蒼井優と高橋一生で「スパイの妻」③精神的にも肉体的にも追い詰められた文雄!

2021年04月22日 | 映画の話し

前回の続きです。

殺人事件が発生し、その被害者は満州から夫が連れてきた女性と聞かされ、夫優作を問い詰めても、自分を信じろとしか云わない優作。

夫を疑う聡子は、一緒に行った甥の文雄の居る温泉宿に行き、何があったのかを聞こうとする。

出迎えた旅館の主人が『文雄さん、ほんま見違えましたな、以前とはだいぶお変わりのようで驚きましたわ』の言葉には反応せず。

その話を遮るように『この二ヶ月主人が何度もお世話になって』と、しかし、主人は『何のこっちゃ?』との表情。

これは優作が、女と密会の為に、逢瀬のために、度々旅館に訪れていたのでは?との、問い掛けですが、何故か、主人の反応を確認せず、文雄の部屋に向かうのです。

これって、聡子が亭主の浮気を確信しているとの表現? そして、浮気は浮気として、それなりに確信しているが、それ以上に、隠している 背後の危うい事情に不安を抱いてるとの表現。

そして、文雄に、男女関係を、危うい背後関係を、問い質す聡子。このシーンのはじめの数カットから、風の音がBGMのように流れます。

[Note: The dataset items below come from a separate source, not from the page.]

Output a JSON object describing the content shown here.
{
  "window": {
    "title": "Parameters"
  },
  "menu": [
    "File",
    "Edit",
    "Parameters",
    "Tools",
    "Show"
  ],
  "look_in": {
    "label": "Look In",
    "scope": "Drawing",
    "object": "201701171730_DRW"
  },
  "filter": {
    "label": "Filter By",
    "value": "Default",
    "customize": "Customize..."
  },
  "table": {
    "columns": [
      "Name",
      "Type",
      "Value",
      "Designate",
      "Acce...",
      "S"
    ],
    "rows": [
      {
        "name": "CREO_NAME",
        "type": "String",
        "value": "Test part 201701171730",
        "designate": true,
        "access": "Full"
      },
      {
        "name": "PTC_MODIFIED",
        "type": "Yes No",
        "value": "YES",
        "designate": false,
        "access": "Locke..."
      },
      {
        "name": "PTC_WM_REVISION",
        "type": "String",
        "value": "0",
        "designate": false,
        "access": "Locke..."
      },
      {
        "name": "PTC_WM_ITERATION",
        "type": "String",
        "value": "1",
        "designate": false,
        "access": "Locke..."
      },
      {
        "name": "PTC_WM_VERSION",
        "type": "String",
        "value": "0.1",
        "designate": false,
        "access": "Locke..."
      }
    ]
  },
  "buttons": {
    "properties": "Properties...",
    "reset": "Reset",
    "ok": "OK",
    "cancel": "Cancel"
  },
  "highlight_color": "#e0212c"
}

ここで気が付いたのですが、ここまで冒頭から40数分、音楽は流れていなかったのです。この監督の手法なの?音楽はあまり使わず、映像と台詞だけの構成。音楽がない方がリアリティは感じます。

それで、文雄を問い質す聡子。

『本当のことを教えて下さい』

『本当とはなんです』

『草壁弘子を殺しましたか』

『バカなことを』

『何故、満州から連れてきたのですか』

『かわいそうだからですよ。放っとけなかったからですよ』

『あなたと主人の、どちらが、彼女を放っとけなかったんですか』

『これはまた、ご自分の連れ合いを疑ってらっしゃる』

『優作さんを疑ってなんかいません。ただ私は、事実が知りたいんです』

『事実、憲兵にいれ知恵されましたか。愚かだ』

文雄は優作から、聡子が殺人事件で憲兵隊に呼ばれた事で、秘密を知られたのでは?と、不安になっている。 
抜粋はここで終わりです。